As one pebble-sucking Greek once put it: "The easiest thing of all is to deceive yourself. For what a man wishes, he generally believes to be true."
James Lawton is away
Why all the scouts will be watching Udinese this year
The best managers don't even send scouts to the World Cup. They know that all that glisters is not gold, and that players who catch every mug's eye go home with hopelessly inflated values.
Some smart business was duly completed before the tournament: Barcelona securing David Villa, or Manchester United discreetly signing Javier Hernandez. It still seems surprising, however, that nobody was sufficiently seduced by Alexis Sanchez to bankroll his inevitable arrival among the elite.
The Chilean winger looked every bit as special as Cristiano Ronaldo at the same age, light years ahead of every defender quaking in his path. Sanchez has four years left on his contract with Udinese, and the club president vows not only that he will stay, but that this "will be the year of his consecration".
Kwadwo Asamoah, also 21, has meanwhile pledged at least one more campaign after impressing with Ghana, so Udinese will be compulsory viewing this season. But much bigger clubs will some day reproach themselves for not forcing their hand sooner.

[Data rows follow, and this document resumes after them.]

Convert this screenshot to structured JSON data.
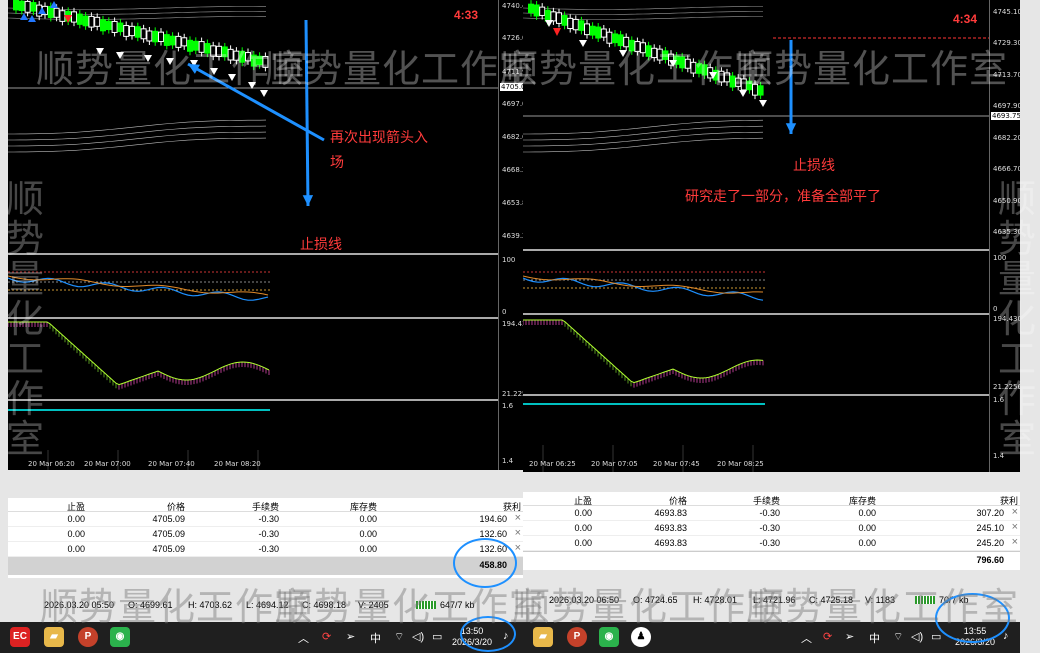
{
  "watermark": "顺势量化工作室",
  "left": {
    "price_ticks": [
      "4740.40",
      "4726.00",
      "4711.90",
      "4705.01",
      "4697.00",
      "4682.60",
      "4668.20",
      "4653.80",
      "4639.20"
    ],
    "current_price": "4705.01",
    "countdown": "4:33",
    "osc_ticks": [
      "100",
      "0"
    ],
    "ind_ticks": [
      "194.4307",
      "21.2256"
    ],
    "ind3_ticks": [
      "1.6",
      "1.4"
    ],
    "time_labels": [
      "20 Mar 06:20",
      "20 Mar 07:00",
      "20 Mar 07:40",
      "20 Mar 08:20"
    ],
    "annotation_entry": "再次出现箭头入场",
    "annotation_entry_l1": "再次出现箭头入",
    "annotation_entry_l2": "场",
    "annotation_stop": "止损线",
    "table": {
      "headers": [
        "止盈",
        "价格",
        "手续费",
        "库存费",
        "获利"
      ],
      "rows": [
        [
          "0.00",
          "4705.09",
          "-0.30",
          "0.00",
          "194.60"
        ],
        [
          "0.00",
          "4705.09",
          "-0.30",
          "0.00",
          "132.60"
        ],
        [
          "0.00",
          "4705.09",
          "-0.30",
          "0.00",
          "132.60"
        ]
      ],
      "total": "458.80"
    },
    "status": {
      "time": "2026.03.20 05:50",
      "o": "O: 4699.61",
      "h": "H: 4703.62",
      "l": "L: 4694.12",
      "c": "C: 4698.18",
      "v": "V: 2405",
      "kb": "647/7 kb"
    },
    "clock_time": "13:50",
    "clock_date": "2026/3/20",
    "ime": "中"
  },
  "right": {
    "price_ticks": [
      "4745.10",
      "4729.30",
      "4713.70",
      "4697.90",
      "4693.75",
      "4682.20",
      "4666.70",
      "4650.90",
      "4635.30"
    ],
    "current_price": "4693.75",
    "countdown": "4:34",
    "osc_ticks": [
      "100",
      "0"
    ],
    "ind_ticks": [
      "194.4307",
      "21.2256"
    ],
    "ind3_ticks": [
      "1.6",
      "1.4"
    ],
    "time_labels": [
      "20 Mar 06:25",
      "20 Mar 07:05",
      "20 Mar 07:45",
      "20 Mar 08:25"
    ],
    "annotation_stop": "止损线",
    "annotation_close": "研究走了一部分，准备全部平了",
    "table": {
      "headers": [
        "止盈",
        "价格",
        "手续费",
        "库存费",
        "获利"
      ],
      "rows": [
        [
          "0.00",
          "4693.83",
          "-0.30",
          "0.00",
          "307.20"
        ],
        [
          "0.00",
          "4693.83",
          "-0.30",
          "0.00",
          "245.10"
        ],
        [
          "0.00",
          "4693.83",
          "-0.30",
          "0.00",
          "245.20"
        ]
      ],
      "total": "796.60"
    },
    "status": {
      "time": "2026.03.20 06:50",
      "o": "O: 4724.65",
      "h": "H: 4728.01",
      "l": "L: 4721.96",
      "c": "C: 4725.18",
      "v": "V: 1183",
      "kb": "70/7 kb"
    },
    "clock_time": "13:55",
    "clock_date": "2026/3/20",
    "ime": "中"
  },
  "taskbar_icons": [
    "ec-app-icon",
    "folder-icon",
    "powerpoint-icon",
    "wechat-icon",
    "qq-icon"
  ],
  "colors": {
    "bull": "#00ff00",
    "bear": "#ffffff",
    "buy_arrow": "#2277ff",
    "sell_arrow": "#ff2222",
    "cyan": "#00ffff",
    "osc_blue": "#1e90ff",
    "annot": "#ff3b3b"
  }
}
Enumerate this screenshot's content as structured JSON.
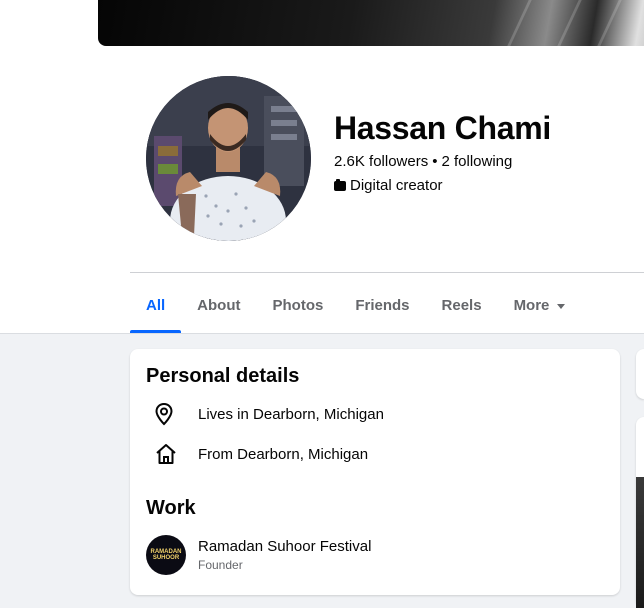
{
  "profile": {
    "name": "Hassan Chami",
    "followers": "2.6K followers",
    "following": "2 following",
    "separator": "•",
    "category": "Digital creator"
  },
  "tabs": [
    {
      "label": "All",
      "active": true
    },
    {
      "label": "About",
      "active": false
    },
    {
      "label": "Photos",
      "active": false
    },
    {
      "label": "Friends",
      "active": false
    },
    {
      "label": "Reels",
      "active": false
    },
    {
      "label": "More",
      "active": false
    }
  ],
  "personal_details": {
    "heading": "Personal details",
    "lives_in": "Lives in Dearborn, Michigan",
    "from": "From Dearborn, Michigan"
  },
  "work": {
    "heading": "Work",
    "title": "Ramadan Suhoor Festival",
    "role": "Founder",
    "logo_text": "RAMADAN SUHOOR"
  },
  "colors": {
    "accent": "#0866ff",
    "secondary_text": "#65676b",
    "feed_background": "#f0f2f5"
  }
}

You can almost taste the sea salt in League One
Now if those in League One could just tread water for a season, and wait for the good ship Pompey to sink a few more fathoms, football on the South Coast will never have been such fun.
As it is, Plymouth began the campaign by beating Southampton away in front of nearly 22,000 people. Gus Poyet is assembling a team worthy of a new stadium at Brighton next year, while Bournemouth last season defied the steepest odds – including a transfer embargo that reduced them to filling the bench with the assistant coach and a schoolboy – to win promotion under one of the most promising young managers in the business, in Eddie Howe.
Though there remains the lamentable possibility of Portsmouth passing one of these teams on the stairs, there is an unmistakable new saltiness to our maritime football.